De nouvelles images satellites révèlent une nouvelle expansion de la présence militaire russe en de multiples endroits de Biélorussie – où les forces de Potine sont entrées au cours des deux dernières semaines -, de la Crimée et de la Russie occidentale. La société Maxar qui a recueilli et analysé les images note que ces déploiements « reflètent un niveau accru d’activité et de préparation ». En comparant les images de l’automne et celles de fin janvier, il est établi que « des tentes/abris pour le personnel ont été vus sur pratiquement tous les sites de déploiement en Biélorussie, en Crimée et en Russie occidentale, ce qui suggère que les unités sont désormais accompagnées de troupes et ont augmenté leur niveau de préparation global », écrit encore la société qui affirme que « des activités locales d’entraînement militaire (y compris des tirs d’artillerie à balles réelles et des entraînements à la manœuvre) ont été observées ». Les images montrent notamment des cratères d’impact dans deux zones d’entraînement, à Persianovsky, à 50 km de la frontière ukrainienne, et à Pogonovo, à 220 km.
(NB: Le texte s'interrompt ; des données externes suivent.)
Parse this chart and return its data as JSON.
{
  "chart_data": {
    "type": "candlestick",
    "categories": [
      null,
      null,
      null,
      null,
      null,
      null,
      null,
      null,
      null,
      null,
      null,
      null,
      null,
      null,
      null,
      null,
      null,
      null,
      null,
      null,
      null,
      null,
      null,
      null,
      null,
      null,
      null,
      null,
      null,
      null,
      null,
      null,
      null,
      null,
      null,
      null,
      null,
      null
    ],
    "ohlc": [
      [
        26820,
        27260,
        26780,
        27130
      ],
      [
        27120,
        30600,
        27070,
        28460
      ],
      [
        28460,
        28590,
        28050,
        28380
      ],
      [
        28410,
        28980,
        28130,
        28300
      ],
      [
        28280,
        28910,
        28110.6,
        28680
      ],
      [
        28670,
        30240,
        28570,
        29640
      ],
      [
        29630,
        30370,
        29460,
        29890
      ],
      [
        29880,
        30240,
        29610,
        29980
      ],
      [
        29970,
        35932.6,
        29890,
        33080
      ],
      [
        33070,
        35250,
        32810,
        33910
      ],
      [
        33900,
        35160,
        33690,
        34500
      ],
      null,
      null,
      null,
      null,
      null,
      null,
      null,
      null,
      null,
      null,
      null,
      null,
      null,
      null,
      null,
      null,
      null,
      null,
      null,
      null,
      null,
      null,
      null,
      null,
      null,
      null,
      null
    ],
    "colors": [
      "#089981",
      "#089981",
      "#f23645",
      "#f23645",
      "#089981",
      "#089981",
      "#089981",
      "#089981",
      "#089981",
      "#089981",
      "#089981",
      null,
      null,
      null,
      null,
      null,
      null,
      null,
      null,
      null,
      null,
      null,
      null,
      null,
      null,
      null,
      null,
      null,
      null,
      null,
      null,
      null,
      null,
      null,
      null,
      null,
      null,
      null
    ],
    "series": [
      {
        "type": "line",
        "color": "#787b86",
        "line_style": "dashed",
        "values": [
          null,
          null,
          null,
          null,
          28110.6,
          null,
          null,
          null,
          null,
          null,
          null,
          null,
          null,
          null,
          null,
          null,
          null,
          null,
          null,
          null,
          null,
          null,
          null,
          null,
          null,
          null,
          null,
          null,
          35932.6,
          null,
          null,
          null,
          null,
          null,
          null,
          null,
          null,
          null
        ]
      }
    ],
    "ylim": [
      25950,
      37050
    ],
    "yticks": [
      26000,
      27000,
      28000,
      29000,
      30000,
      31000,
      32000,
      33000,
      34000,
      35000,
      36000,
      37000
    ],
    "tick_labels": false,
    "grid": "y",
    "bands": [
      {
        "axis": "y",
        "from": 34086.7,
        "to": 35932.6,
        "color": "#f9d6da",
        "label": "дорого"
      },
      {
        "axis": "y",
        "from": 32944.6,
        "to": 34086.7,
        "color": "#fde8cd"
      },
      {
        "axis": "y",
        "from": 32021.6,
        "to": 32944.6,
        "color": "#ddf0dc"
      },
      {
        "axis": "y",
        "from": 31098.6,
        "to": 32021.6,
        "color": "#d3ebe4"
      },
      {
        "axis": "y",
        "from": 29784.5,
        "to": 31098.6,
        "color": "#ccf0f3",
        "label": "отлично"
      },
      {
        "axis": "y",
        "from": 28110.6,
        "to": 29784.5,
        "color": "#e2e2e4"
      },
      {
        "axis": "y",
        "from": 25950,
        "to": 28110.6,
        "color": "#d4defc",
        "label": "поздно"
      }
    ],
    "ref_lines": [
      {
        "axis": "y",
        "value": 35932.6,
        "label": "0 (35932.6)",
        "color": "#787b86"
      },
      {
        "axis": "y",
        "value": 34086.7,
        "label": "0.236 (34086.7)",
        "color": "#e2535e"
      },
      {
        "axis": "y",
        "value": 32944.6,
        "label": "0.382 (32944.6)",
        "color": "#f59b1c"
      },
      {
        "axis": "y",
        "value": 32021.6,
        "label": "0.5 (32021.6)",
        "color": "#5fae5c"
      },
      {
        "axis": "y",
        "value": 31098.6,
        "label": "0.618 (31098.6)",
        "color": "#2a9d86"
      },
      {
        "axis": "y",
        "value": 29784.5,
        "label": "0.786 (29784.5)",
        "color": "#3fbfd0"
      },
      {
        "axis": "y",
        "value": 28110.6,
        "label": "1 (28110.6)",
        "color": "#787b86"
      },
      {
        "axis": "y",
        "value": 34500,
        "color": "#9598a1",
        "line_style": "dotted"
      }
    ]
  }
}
Comparaison des déploiements militaires russes à Novoozernoye, en Crimée, entre le 15 septembre 2021, à gauche, et le 1er février, à droite. REUTERS/Maxar TechnologiesMission médiation à Kiev pour un Erdogan pris entre ses alliés

Le président turc Recep Tayyip Erdogan se rend ce jeudi dans la capitale ukrainienne officiellement pour un forum économique alors que les deux pays entretiennent de fortes relations commerciales. Erdogan doit s’entretenir avec son homologue Volodymyr Zelensky. Le chef de l’État turc fait valoir son appartenance à l’Otan et ses bonnes relations avec Kiev pour tenter une médiation à laquelle il espère associer le maître du Kremlin. « En tant que membre de l’Otan, nous ne voulons pas d’une guerre entre la Russie et l’Ukraine, ce serait de mauvais augure pour la région », a insisté ce week-end le président turc, plaidant pour une « solution pacifique » à la crise.

La semaine dernière, Erdogan avait proposé un sommet Poutine-Zelensky en Turquie pour « ouvrir la voie au retour de la paix ». Le président russe l’avait remercié, indiquait qu’il répondrait à l’invitation « lorsque la pandémie et son agenda le permettr (aient) ». Il n’avait pas manqué, néanmoins, de reprocher à Erdogan d’avoir fourni des drones de combat à son allié ukrainien. Si elle se dit attachée à l’Otan, la Turquie est marginalisée au sein de l’organisation depuis qu’elle a acquis le système de missiles russe S-400.

Le chancelier allemand « bientôt » à Moscou

Le chancelier allemand Olaf Scholz a annoncé tard mercredi qu’il se rendrait « bientôt » à Moscou pour des entretiens destinés à désamorcer la crise. « Je vais me rendre à présent aux États-Unis », le 7 février où une rencontre avec le président Joe Biden est programmée, « et je vais aussi prochainement aller à Moscou pour des entretiens », a-t-il dit sur la chaîne de télévision publique ZDF. Il n’a pas donné de date précise mais assuré qu’un « rendez-vous est fixé et qu’il aura lieu bientôt ».

« La situation est très sérieuse et on ne peut ignorer qu’un grand nombre de soldats sont massés à la frontière ukrainienne, c’est tout ce qui rend possible une telle intervention militaire » de la Russie contre l’Ukraine, a encore jugé le nouveau chef du gouvernement allemand.